The choice is per-story and is not casually changed; flipping a model from sliding to cumulative is a planning-level decision documented in the model's registry metadata.

7.3 Rollback semantics

A retrain that fails any of the four promotion stages rolls back to the previous registry version. Rollback is not a special case — it is the default behavior of "promotion gate failed." The previous version stays pinned as the production model; the failed candidate stays in registry but flagged status: failed_promotion and is excluded from future "latest model" queries.

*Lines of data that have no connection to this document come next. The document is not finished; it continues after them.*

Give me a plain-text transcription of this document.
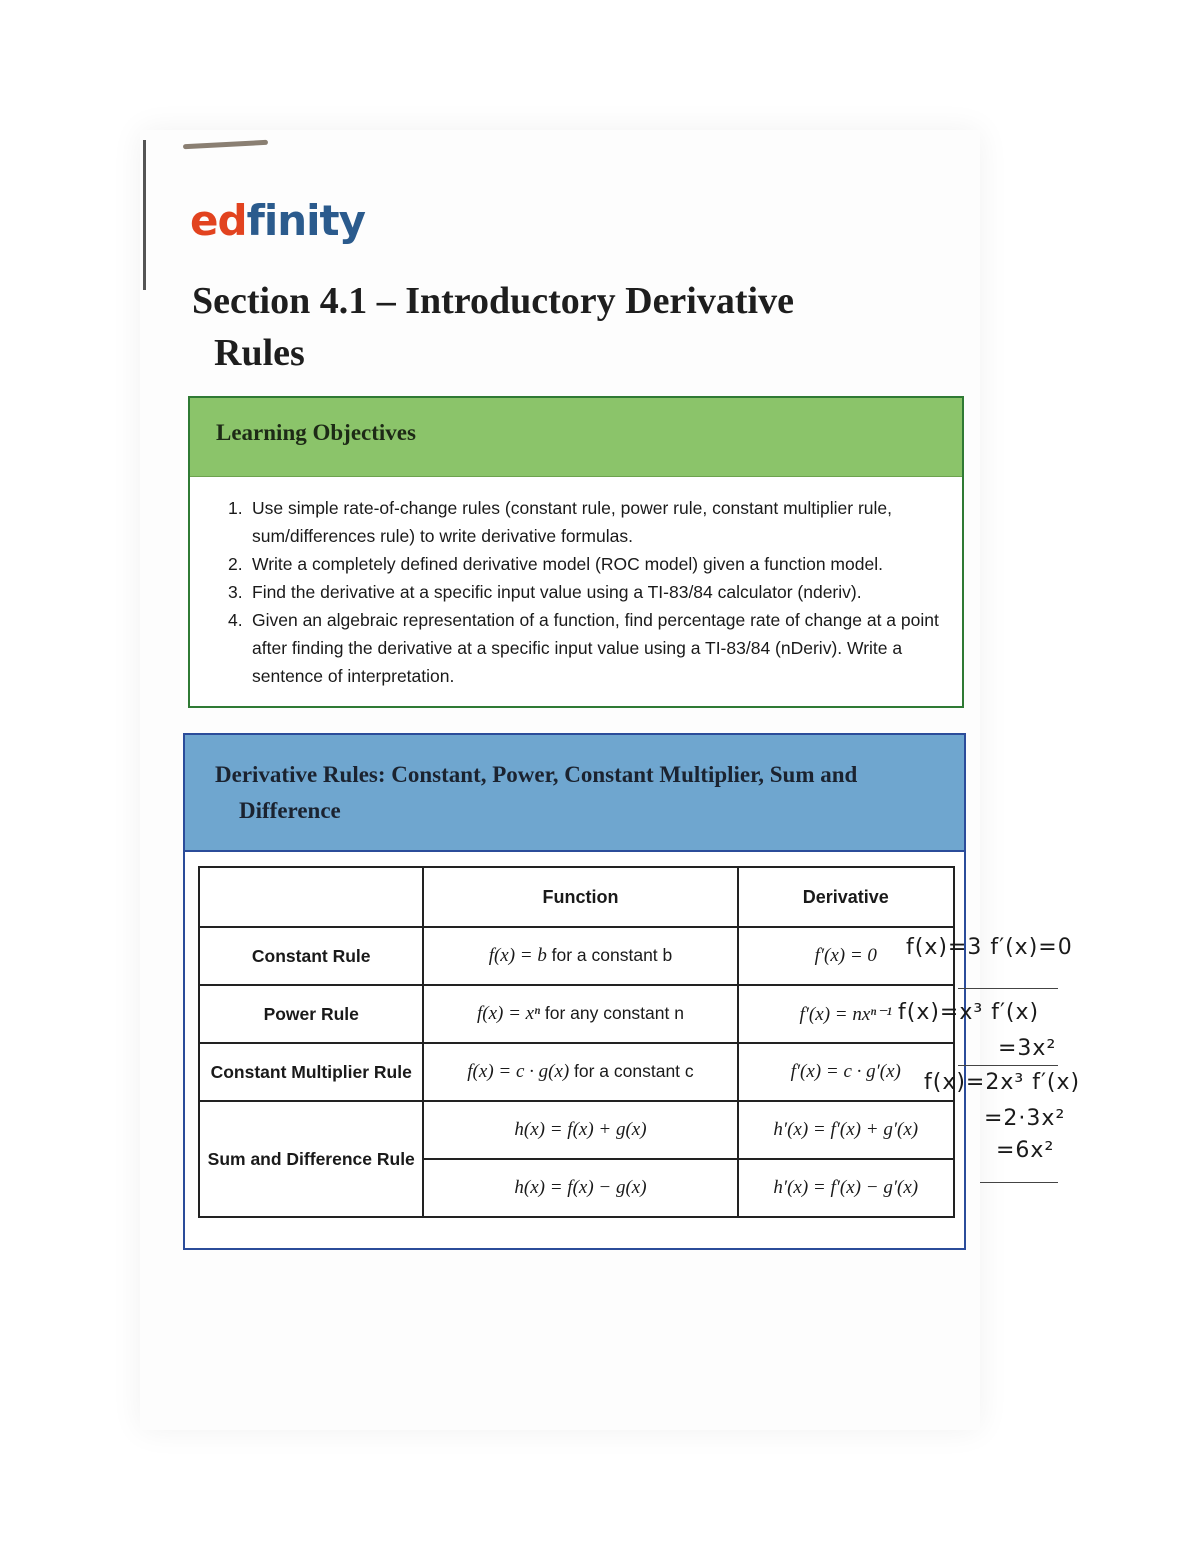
edfinity
Section 4.1 – Introductory Derivative
Rules
Learning Objectives
1. Use simple rate-of-change rules (constant rule, power rule, constant multiplier rule, sum/differences rule) to write derivative formulas.
2. Write a completely defined derivative model (ROC model) given a function model.
3. Find the derivative at a specific input value using a TI-83/84 calculator (nderiv).
4. Given an algebraic representation of a function, find percentage rate of change at a point after finding the derivative at a specific input value using a TI-83/84 (nDeriv). Write a sentence of interpretation.
Derivative Rules: Constant, Power, Constant Multiplier, Sum and
Difference
	Function	Derivative
Constant Rule	f(x) = b for a constant b	f′(x) = 0
Power Rule	f(x) = xⁿ for any constant n	f′(x) = nxⁿ⁻¹
Constant Multiplier Rule	f(x) = c · g(x) for a constant c	f′(x) = c · g′(x)
Sum and Difference Rule	h(x) = f(x) + g(x)	h′(x) = f′(x) + g′(x)
	h(x) = f(x) − g(x)	h′(x) = f′(x) − g′(x)
f(x)=3 f′(x)=0
f(x)=x³ f′(x)
=3x²
f(x)=2x³ f′(x)
=2·3x²
=6x²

Rollback time SLAs: - Stateless model rollback (US-MLE-01, -02, -03, -07, -08): ≤ 60 seconds (SageMaker traffic shift). - US-MLE-05 embedding rollback: ≤ 5 minutes (router flag flip from green back to blue index). - US-MLE-04, -06 (batch / Personalize): ≤ 4 hours (re-run last-known-good batch; Personalize re-import of last-known-good solution version).

The rollback time is part of every story's acceptance criteria. A story that cannot meet its rollback SLA cannot promote.

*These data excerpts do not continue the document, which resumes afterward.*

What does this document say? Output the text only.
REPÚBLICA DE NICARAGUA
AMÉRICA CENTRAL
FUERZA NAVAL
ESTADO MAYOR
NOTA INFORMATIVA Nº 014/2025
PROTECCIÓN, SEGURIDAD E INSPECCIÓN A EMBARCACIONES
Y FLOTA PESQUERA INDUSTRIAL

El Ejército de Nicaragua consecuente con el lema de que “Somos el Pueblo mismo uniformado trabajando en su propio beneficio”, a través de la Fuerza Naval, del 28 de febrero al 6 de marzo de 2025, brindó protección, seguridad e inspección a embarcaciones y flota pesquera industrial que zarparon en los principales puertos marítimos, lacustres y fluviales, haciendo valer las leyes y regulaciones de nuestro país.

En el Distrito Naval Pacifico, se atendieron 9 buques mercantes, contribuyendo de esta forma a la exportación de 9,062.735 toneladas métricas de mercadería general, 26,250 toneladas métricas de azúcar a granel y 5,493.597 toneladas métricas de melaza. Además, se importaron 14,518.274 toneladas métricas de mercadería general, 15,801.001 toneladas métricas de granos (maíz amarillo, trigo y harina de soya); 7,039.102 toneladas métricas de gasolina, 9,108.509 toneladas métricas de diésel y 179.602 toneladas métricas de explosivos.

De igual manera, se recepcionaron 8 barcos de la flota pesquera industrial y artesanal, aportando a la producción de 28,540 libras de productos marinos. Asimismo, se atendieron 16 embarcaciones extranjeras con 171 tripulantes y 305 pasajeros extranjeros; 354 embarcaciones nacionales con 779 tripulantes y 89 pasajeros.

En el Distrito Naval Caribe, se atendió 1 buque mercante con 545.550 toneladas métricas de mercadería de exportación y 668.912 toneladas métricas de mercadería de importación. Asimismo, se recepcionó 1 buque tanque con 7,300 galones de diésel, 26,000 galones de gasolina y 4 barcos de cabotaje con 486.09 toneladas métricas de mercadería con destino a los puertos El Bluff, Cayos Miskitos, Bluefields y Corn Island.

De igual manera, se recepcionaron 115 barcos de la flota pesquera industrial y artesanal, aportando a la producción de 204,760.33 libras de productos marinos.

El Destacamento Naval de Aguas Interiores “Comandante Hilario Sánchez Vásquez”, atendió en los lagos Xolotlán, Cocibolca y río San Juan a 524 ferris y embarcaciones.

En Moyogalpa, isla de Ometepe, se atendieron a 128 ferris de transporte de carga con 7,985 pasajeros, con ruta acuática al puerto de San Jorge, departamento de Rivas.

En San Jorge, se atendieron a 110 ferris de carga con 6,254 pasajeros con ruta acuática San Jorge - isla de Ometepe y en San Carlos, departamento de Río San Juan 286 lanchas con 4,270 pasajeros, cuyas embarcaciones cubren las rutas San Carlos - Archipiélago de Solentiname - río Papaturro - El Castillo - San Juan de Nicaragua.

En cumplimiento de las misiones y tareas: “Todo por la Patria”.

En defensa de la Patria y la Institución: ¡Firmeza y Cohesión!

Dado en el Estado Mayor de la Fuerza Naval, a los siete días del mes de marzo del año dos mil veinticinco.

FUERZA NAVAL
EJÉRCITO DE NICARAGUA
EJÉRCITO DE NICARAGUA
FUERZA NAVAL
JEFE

How These Primitives Compose

A worked example of all seven primitives in a single training run, US-MLE-01's weekly intent classifier retrain:

Label (§1): pull LabelRecords for model_target='intent_classifier', label_version > previous_run.max_label_version, review_status='qa_passed'. EN and JP IAA both ≥ 0.75 verified.
Feature (§2): for each LabelRecord, read features at as_of=record.captured_at - feature_store.serving_lag. Leak-detector job runs on 1% sample; passes.
Training (§3): SageMaker Pipelines DAG runs on ml.g5.xlarge. Spot, with checkpoints every 500 steps. All six experiment tags populated.
Evaluation (§4): golden set passes (≥ 0.95 macro-F1); slice gate passes on EN, JP, mixed; adversarial set passes; counterfactual replay shows -2% latency regression but +1.5% accuracy; offline-online correlation = 0.71 (trustworthy).
Promotion (§5): registry version 48 registered. Shadow runs for 24 h. Canary at 1% for 7 d. Full promotion.
Drift detection (§6): drift hub initialized for v48 with PSI/KS/χ² baselines from the training holdout.
Retraining (§7): next scheduled retrain in 7 days; trigger-based retrain armed for any drift signal sustained beyond threshold.

Every per-story file in 01-deep-dive-per-ml-story.md walks through these seven steps with story-specific code, datasets, and thresholds. The platform pieces (label store, feature store, registry, drift hub) are documented in 02-cross-story-platform-deep-dive.md.